Does the description disclose side effects, auth requirements, rate limits, or destructive behavior?

No annotations are provided, so the description carries the full burden of behavioral disclosure. It mentions the engine ('Jina AI's grounding engine') but doesn't describe how it works, what sources it uses, accuracy limitations, rate limits, or response format. For a fact-checking tool with zero annotation coverage, this leaves critical behavioral traits unspecified.

Agents need to know what a tool does to the world before calling it. Descriptions should go beyond structured annotations to explain consequences.

Conciseness5/5

Is the description appropriately sized, front-loaded, and free of redundancy?

The description is a single, efficient sentence with zero waste. It front-loads the core purpose ('Fact-check a statement') and adds necessary context ('using Jina AI's grounding engine') without redundancy. Every word earns its place, making it appropriately sized for the tool's complexity.

Shorter descriptions cost fewer tokens and are easier for agents to parse. Every sentence should earn its place.

Completeness2/5

Given the tool's complexity, does the description cover enough for an agent to succeed on first attempt?
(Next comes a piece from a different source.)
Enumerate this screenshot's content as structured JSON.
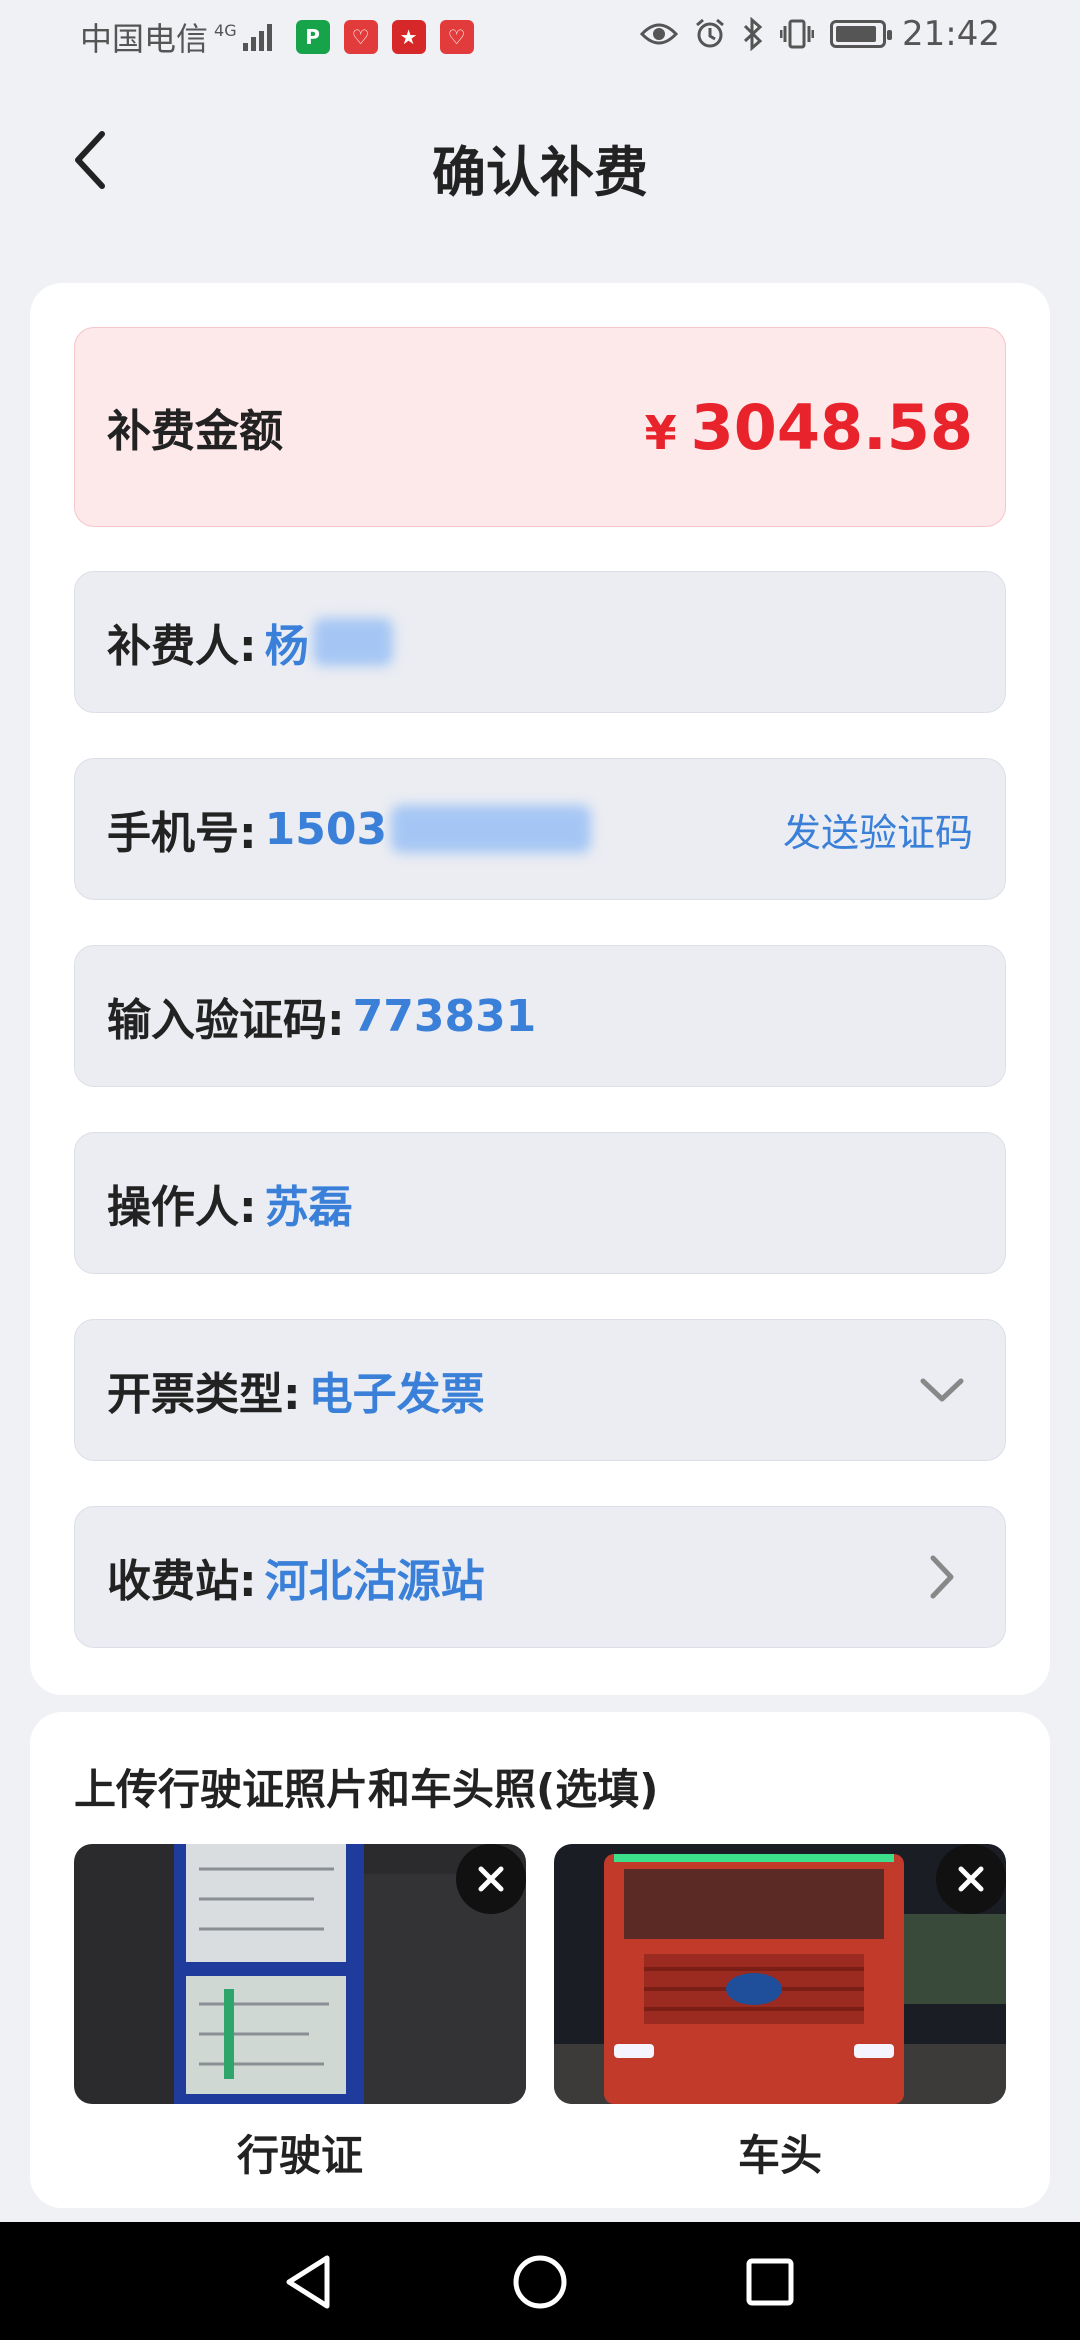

Given the tool's complexity (fact-checking with an external engine), lack of annotations, no output schema, and 0% schema description coverage, the description is incomplete. It doesn't explain what the tool returns, how to interpret results, error conditions, or behavioral constraints. The agent lacks sufficient context to use this tool effectively.

Complex tools with many parameters or behaviors need more documentation. Simple tools need less. This dimension scales expectations accordingly.

Parameters2/5

Does the description clarify parameter syntax, constraints, interactions, or defaults beyond what the schema provides?

Schema description coverage is 0%, so the schema provides no parameter descriptions. The description adds no information about the 'statement' parameter (e.g., format, length limits) or the 'deepdive' parameter (e.g., what it does, when to use it). It fails to compensate for the lack of schema documentation, leaving both parameters semantically unclear.

Input schemas describe structure but not intent. Descriptions should explain non-obvious parameter relationships and valid value ranges.

Purpose4/5

Does the description clearly state what the tool does and how it differs from similar tools?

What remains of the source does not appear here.